The beginning of a new year is the ultimate time for reflection and mindfulness. Where we are, where we have been, where we’re going. The past year has been the first good year for Matt and I in a long time. The end of 2012 and beginning of 2013 marked itself as the most devastating time of our lives. A high risk twin pregnancy with the knowledge that one of our babies had no chance of life, the uncertainty that we may lose both, the endless emergency visits to the labour ward, the death of our sons and the debilitating grief that followed. So much trauma, so much heartache. Our joy had swiftly turned to sorrow and we felt so lost when our new found parenthood was torn away. Our home transformed from a place of comfort and sanctuary into a place we felt trapped. Loss and loneliness, encapsulated within the walls that surrounded us. But 2014 was good to us. It was not without its own challenges, but our grief has settled, it has become part of our new normal. Henry has flourished. And whilst life has been better, our lives are still not where we want them to be.
The death of William and Noah changed everything. The path our lives would follow, our perspectives, our relationships. Something as monumental as your children dying strips away all facades and leaves behind raw truth. We suddenly saw life and people as they really were. It made us question what we truly wanted from our life and how we wanted to live.
Losing William and Noah taught us that we are never guaranteed time. Life is precious, short. They did not get the luxury of a life, and so we want to live ours for them as well as for ourselves. We saw with clarity the changes we wanted to make within our lives, the direction we wanted to move in. We want, and need, a new start. A new beginning. And so, in March, we will be moving to the USA. Sweet serendipity presented itself through a work opportunity in Matt’s company, which has a large presence in the US, allowing us to fulfil one of our dreams of living in another country.
A new life.
A better life, we hope, for Henry and ourselves.
We have always wanted to experience life somewhere other than here. Too many people don’t have the chance to leave their country, instead they are bound by poverty or politics, imprisoned in a world where they aren’t happy. We are so fortunate that the world is open for us, free to explore and inhabit. We want to experience as much of it as possible. It is an incredible opportunity to meet new people, experience new things, see new places. We are so thankful and so very excited to start this new chapter in our lives.
Virginia will become the place we call home, with its glorious Blue Ridge mountains, rich culture and historic homes. There is so much we want to see, so much we want to do. Not only in the neighbourhood we will be living in, but throughout the East Coast. Florida will only be a few hours away by plane – the magical world of Disney, Harry Potter and Busch Gardens awaits. New York – a 40 minute journey by plane. And of course, the White House in Washington.
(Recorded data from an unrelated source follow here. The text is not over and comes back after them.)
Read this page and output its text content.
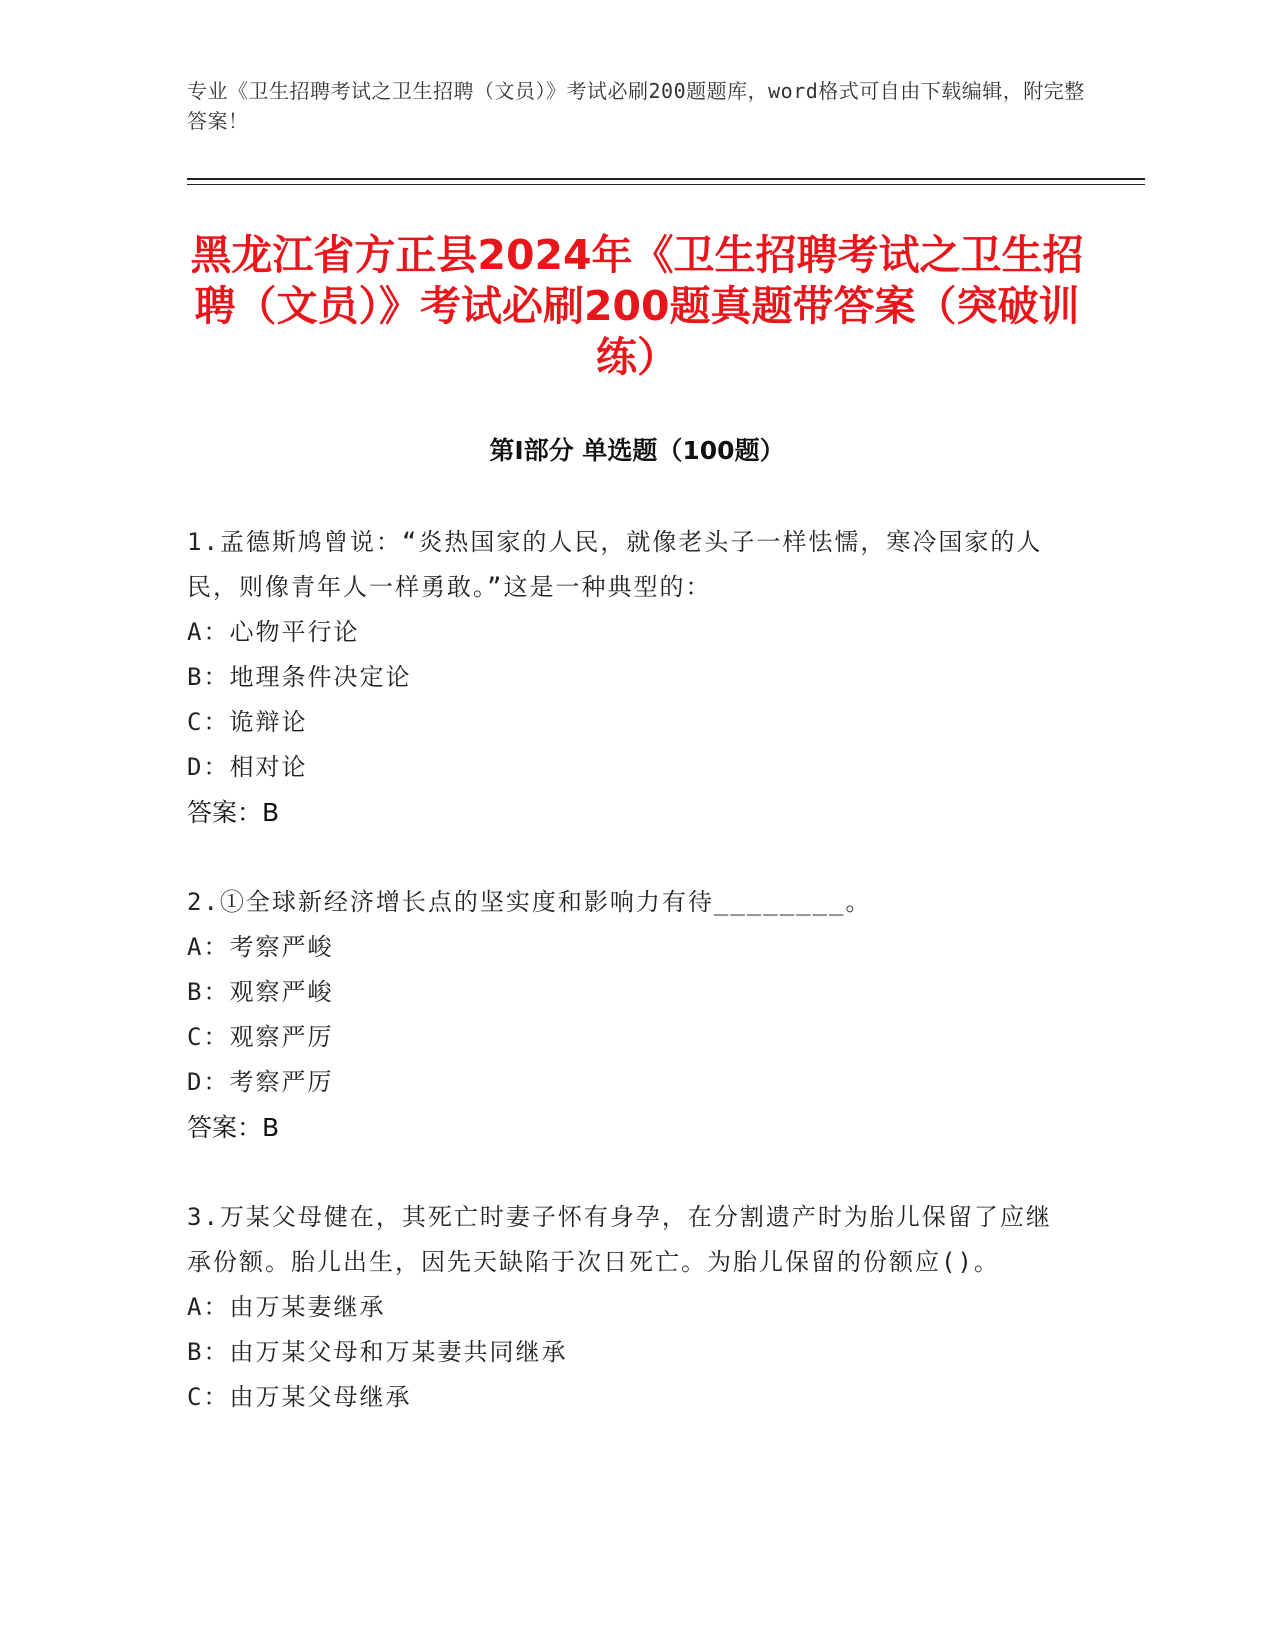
专业《卫生招聘考试之卫生招聘（文员）》考试必刷200题题库，word格式可自由下载编辑，附完整答案！
黑龙江省方正县2024年《卫生招聘考试之卫生招聘（文员）》考试必刷200题真题带答案（突破训练）
第Ⅰ部分 单选题（100题）
1.孟德斯鸠曾说：“炎热国家的人民，就像老头子一样怯懦，寒冷国家的人民，则像青年人一样勇敢。”这是一种典型的：
A：心物平行论
B：地理条件决定论
C：诡辩论
D：相对论
答案：B
2.①全球新经济增长点的坚实度和影响力有待________。
A：考察严峻
B：观察严峻
C：观察严厉
D：考察严厉
答案：B
3.万某父母健在，其死亡时妻子怀有身孕，在分割遗产时为胎儿保留了应继承份额。胎儿出生，因先天缺陷于次日死亡。为胎儿保留的份额应()。
A：由万某妻继承
B：由万某父母和万某妻共同继承
C：由万某父母继承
We will be documenting our journey here on my blog – it is our hope that capturing such a life changing move will be something poignant to look back on in years to come. When my parents left South Africa and moved our family to England when I was almost 3 years old, it is something which I would have loved to look back on. I’m looking forward to documenting the realities of moving across the world and setting up a home in a new and foreign place. The challenges, the joys, the new places and people. But until then, we’re busy planning and prepping for the big move, excitedly anticipating what the future holds for us.